Gentile: The excitement that TV and chefs have created have benefited us. Being a chef is considered a serious profession now. The other side of it, though, is that things get distorted. The professionalism is not appreciated. My job isn't about drugs and alcohol and how late we can stay up. It's about customers, the dining room, the ingredients and the food. We have to be careful that they're not a false hope of what it means to be a chef.

Many home chefs are awed and inspired by modernist techniques, such as sous vide, etc. Is this helpful? Should people go out and buy their own immersion circulator? What advice would you give them about how they should think about food?
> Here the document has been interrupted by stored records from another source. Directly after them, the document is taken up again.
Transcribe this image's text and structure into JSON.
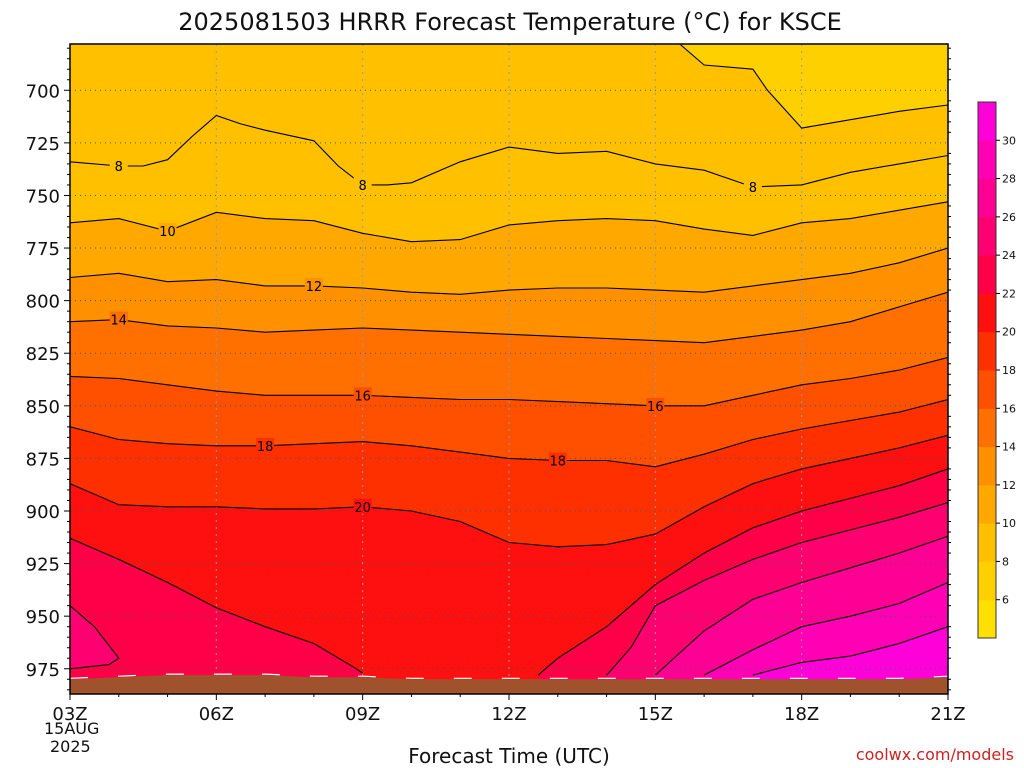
{
  "chart_data": {
    "type": "heatmap",
    "title": "2025081503 HRRR Forecast Temperature (°C) for KSCE",
    "xlabel": "Forecast Time (UTC)",
    "ylabel": "",
    "x_ticks": [
      "03Z",
      "06Z",
      "09Z",
      "12Z",
      "15Z",
      "18Z",
      "21Z"
    ],
    "x_hours": [
      3,
      6,
      9,
      12,
      15,
      18,
      21
    ],
    "x_date_lines": [
      "15AUG",
      "2025"
    ],
    "y_ticks": [
      700,
      725,
      750,
      775,
      800,
      825,
      850,
      875,
      900,
      925,
      950,
      975
    ],
    "ylim": [
      987,
      678
    ],
    "colorbar": {
      "ticks": [
        6,
        8,
        10,
        12,
        14,
        16,
        18,
        20,
        22,
        24,
        26,
        28,
        30
      ],
      "levels": [
        4,
        6,
        8,
        10,
        12,
        14,
        16,
        18,
        20,
        22,
        24,
        26,
        28,
        30,
        32
      ],
      "colors": [
        "#ffe000",
        "#ffd000",
        "#ffc000",
        "#ffa800",
        "#ff9000",
        "#ff7000",
        "#ff5000",
        "#ff3000",
        "#ff1010",
        "#ff0048",
        "#ff0070",
        "#ff0094",
        "#ff00b4",
        "#ff00d8"
      ]
    },
    "ground_color": "#a0522d",
    "contours": [
      {
        "level": 8,
        "label": "8",
        "label_at": [
          [
            4,
            736
          ],
          [
            9,
            745
          ],
          [
            17,
            746
          ]
        ],
        "points": [
          [
            3,
            734
          ],
          [
            4,
            736
          ],
          [
            4.5,
            736
          ],
          [
            5,
            733
          ],
          [
            5.5,
            722
          ],
          [
            6,
            712
          ],
          [
            6.5,
            716
          ],
          [
            7,
            719
          ],
          [
            8,
            724
          ],
          [
            8.5,
            736
          ],
          [
            9,
            745
          ],
          [
            9.5,
            745
          ],
          [
            10,
            744
          ],
          [
            11,
            734
          ],
          [
            12,
            727
          ],
          [
            13,
            730
          ],
          [
            14,
            729
          ],
          [
            15,
            735
          ],
          [
            16,
            738
          ],
          [
            17,
            746
          ],
          [
            18,
            745
          ],
          [
            19,
            739
          ],
          [
            20,
            735
          ],
          [
            21,
            731
          ]
        ]
      },
      {
        "level": 10,
        "label": "10",
        "label_at": [
          [
            5,
            767
          ]
        ],
        "points": [
          [
            3,
            763
          ],
          [
            4,
            761
          ],
          [
            5,
            767
          ],
          [
            6,
            758
          ],
          [
            7,
            761
          ],
          [
            8,
            762
          ],
          [
            9,
            768
          ],
          [
            10,
            772
          ],
          [
            11,
            771
          ],
          [
            12,
            764
          ],
          [
            13,
            762
          ],
          [
            14,
            761
          ],
          [
            15,
            762
          ],
          [
            16,
            766
          ],
          [
            17,
            769
          ],
          [
            18,
            763
          ],
          [
            19,
            761
          ],
          [
            20,
            757
          ],
          [
            21,
            753
          ]
        ]
      },
      {
        "level": 12,
        "label": "12",
        "label_at": [
          [
            8,
            793
          ]
        ],
        "points": [
          [
            3,
            789
          ],
          [
            4,
            787
          ],
          [
            5,
            791
          ],
          [
            6,
            790
          ],
          [
            7,
            793
          ],
          [
            8,
            793
          ],
          [
            9,
            794
          ],
          [
            10,
            796
          ],
          [
            11,
            797
          ],
          [
            12,
            795
          ],
          [
            13,
            794
          ],
          [
            14,
            794
          ],
          [
            15,
            795
          ],
          [
            16,
            796
          ],
          [
            17,
            793
          ],
          [
            18,
            790
          ],
          [
            19,
            787
          ],
          [
            20,
            782
          ],
          [
            21,
            775
          ]
        ]
      },
      {
        "level": 14,
        "label": "14",
        "label_at": [
          [
            4,
            809
          ]
        ],
        "points": [
          [
            3,
            810
          ],
          [
            4,
            809
          ],
          [
            5,
            812
          ],
          [
            6,
            813
          ],
          [
            7,
            815
          ],
          [
            8,
            814
          ],
          [
            9,
            813
          ],
          [
            10,
            814
          ],
          [
            11,
            815
          ],
          [
            12,
            816
          ],
          [
            13,
            817
          ],
          [
            14,
            818
          ],
          [
            15,
            819
          ],
          [
            16,
            820
          ],
          [
            17,
            817
          ],
          [
            18,
            814
          ],
          [
            19,
            810
          ],
          [
            20,
            803
          ],
          [
            21,
            796
          ]
        ]
      },
      {
        "level": 16,
        "label": "16",
        "label_at": [
          [
            9,
            845
          ],
          [
            15,
            850
          ]
        ],
        "points": [
          [
            3,
            836
          ],
          [
            4,
            837
          ],
          [
            5,
            840
          ],
          [
            6,
            843
          ],
          [
            7,
            845
          ],
          [
            8,
            845
          ],
          [
            9,
            845
          ],
          [
            10,
            846
          ],
          [
            11,
            847
          ],
          [
            12,
            847
          ],
          [
            13,
            848
          ],
          [
            14,
            849
          ],
          [
            15,
            850
          ],
          [
            16,
            850
          ],
          [
            17,
            845
          ],
          [
            18,
            840
          ],
          [
            19,
            837
          ],
          [
            20,
            833
          ],
          [
            21,
            827
          ]
        ]
      },
      {
        "level": 18,
        "label": "18",
        "label_at": [
          [
            7,
            869
          ],
          [
            13,
            876
          ]
        ],
        "points": [
          [
            3,
            860
          ],
          [
            4,
            866
          ],
          [
            5,
            868
          ],
          [
            6,
            869
          ],
          [
            7,
            869
          ],
          [
            8,
            868
          ],
          [
            9,
            867
          ],
          [
            10,
            869
          ],
          [
            11,
            872
          ],
          [
            12,
            875
          ],
          [
            13,
            876
          ],
          [
            14,
            876
          ],
          [
            15,
            879
          ],
          [
            16,
            873
          ],
          [
            17,
            866
          ],
          [
            18,
            861
          ],
          [
            19,
            857
          ],
          [
            20,
            853
          ],
          [
            21,
            847
          ]
        ]
      },
      {
        "level": 20,
        "label": "20",
        "label_at": [
          [
            9,
            898
          ]
        ],
        "points": [
          [
            3,
            887
          ],
          [
            4,
            897
          ],
          [
            5,
            898
          ],
          [
            6,
            898
          ],
          [
            7,
            899
          ],
          [
            8,
            899
          ],
          [
            9,
            898
          ],
          [
            10,
            900
          ],
          [
            11,
            905
          ],
          [
            12,
            915
          ],
          [
            13,
            917
          ],
          [
            14,
            916
          ],
          [
            15,
            911
          ],
          [
            16,
            898
          ],
          [
            17,
            887
          ],
          [
            18,
            880
          ],
          [
            19,
            875
          ],
          [
            20,
            870
          ],
          [
            21,
            864
          ]
        ]
      },
      {
        "level": 22,
        "label": "",
        "label_at": [],
        "points": [
          [
            3,
            913
          ],
          [
            4,
            923
          ],
          [
            5,
            934
          ],
          [
            6,
            946
          ],
          [
            7,
            955
          ],
          [
            8,
            963
          ],
          [
            8.8,
            974
          ],
          [
            9,
            977
          ],
          null,
          [
            12.6,
            978
          ],
          [
            13,
            970
          ],
          [
            14,
            955
          ],
          [
            15,
            935
          ],
          [
            16,
            920
          ],
          [
            17,
            908
          ],
          [
            18,
            900
          ],
          [
            19,
            894
          ],
          [
            20,
            888
          ],
          [
            21,
            880
          ]
        ]
      },
      {
        "level": 24,
        "label": "",
        "label_at": [],
        "points": [
          [
            3,
            945
          ],
          [
            3.5,
            955
          ],
          [
            4,
            970
          ],
          [
            3.8,
            973
          ],
          [
            3,
            975
          ],
          null,
          [
            14,
            978
          ],
          [
            14.5,
            965
          ],
          [
            15,
            945
          ],
          [
            16,
            933
          ],
          [
            17,
            923
          ],
          [
            18,
            915
          ],
          [
            19,
            909
          ],
          [
            20,
            903
          ],
          [
            21,
            896
          ]
        ]
      },
      {
        "level": 26,
        "label": "",
        "label_at": [],
        "points": [
          [
            15,
            978
          ],
          [
            16,
            957
          ],
          [
            17,
            942
          ],
          [
            18,
            934
          ],
          [
            19,
            927
          ],
          [
            20,
            920
          ],
          [
            21,
            912
          ]
        ]
      },
      {
        "level": 28,
        "label": "",
        "label_at": [],
        "points": [
          [
            16,
            978
          ],
          [
            17,
            966
          ],
          [
            18,
            955
          ],
          [
            19,
            950
          ],
          [
            20,
            944
          ],
          [
            21,
            934
          ]
        ]
      },
      {
        "level": 30,
        "label": "",
        "label_at": [],
        "points": [
          [
            17,
            978
          ],
          [
            18,
            972
          ],
          [
            19,
            969
          ],
          [
            20,
            963
          ],
          [
            21,
            955
          ]
        ]
      },
      {
        "level": 6,
        "label": "",
        "label_at": [],
        "points": [
          [
            15.5,
            678
          ],
          [
            16,
            688
          ],
          [
            17,
            690
          ],
          [
            17.3,
            700
          ],
          [
            18,
            718
          ],
          [
            19,
            714
          ],
          [
            20,
            710
          ],
          [
            21,
            707
          ]
        ]
      }
    ],
    "surface": {
      "points": [
        [
          3,
          980
        ],
        [
          4,
          979
        ],
        [
          5,
          978
        ],
        [
          6,
          978
        ],
        [
          7,
          978
        ],
        [
          8,
          979
        ],
        [
          9,
          979
        ],
        [
          10,
          980
        ],
        [
          11,
          980
        ],
        [
          12,
          980
        ],
        [
          13,
          980
        ],
        [
          14,
          980
        ],
        [
          15,
          980
        ],
        [
          16,
          980
        ],
        [
          17,
          980
        ],
        [
          18,
          980
        ],
        [
          19,
          980
        ],
        [
          20,
          980
        ],
        [
          21,
          979
        ]
      ]
    },
    "credit": "coolwx.com/models"
  }
}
Bottura: When my mother buys veal tongue now, she asks her butcher to seal it in plastic with carrots and laurel. She puts it in her oven at 75 C. The day after, she tests it with her fingers, then cuts it up and eats it. This is an 84-year-old woman! But the most important thing of all is to rediscover the relationship with the old stores. For example, yesterday, I went to a chocolate store here in Toronto called Soma and rediscovered my passion for chocolate. Find 15 minutes every day to buy fresh, seasonal food, and just cook what you have in your refrigerator.

Gentile: The most exciting part of cooking is not using a blowtorch.

Is there a certain way you conceptualize dishes? Is it about balancing flavours? Balancing flavour and texture? Or is each dish its own riddle?

Bottura: For me, creating a dish is an intellectual act. I put my passion into edible bites.

Gentile: I like to start with an ingredient and let it speak. Balance is a question of minor adjustments.

Who was the most influential person in your life as a chef?

Bottura: Every great chef I have worked with was very influential. When I think about Georges Coigny, he taught me the classic French techniques in the eighties that I melded with [Italian farmhouse chef] Lidia Cristoni. When I think about Alain Ducasse and the obsession with ingredients, it never left. I think about Ferran Adria – he was not about technique. He was about the freedom to express yourself.

Gentile: I think my passion began as part of my upbringing, the experiences I had as a child that were engraved in my mind, like seeing a salsa di pomodoro made.

Bottura: It gives me goosebumps to remember that.

If you could go back in time and give your 24-year-old self chef advice, what would it be?

Bottura: Live your life as a dream, but with humility and passion.

Gentile: Wow, he's a philosopher. Looking back, I was very focused, but my mind wasn't open enough. Open your mind more and your dream will come.

This interview has been condensed and edited.

Mark Schatzker's forthcoming book, The Dorito Effect, examines the relationship between flavour and nutrition.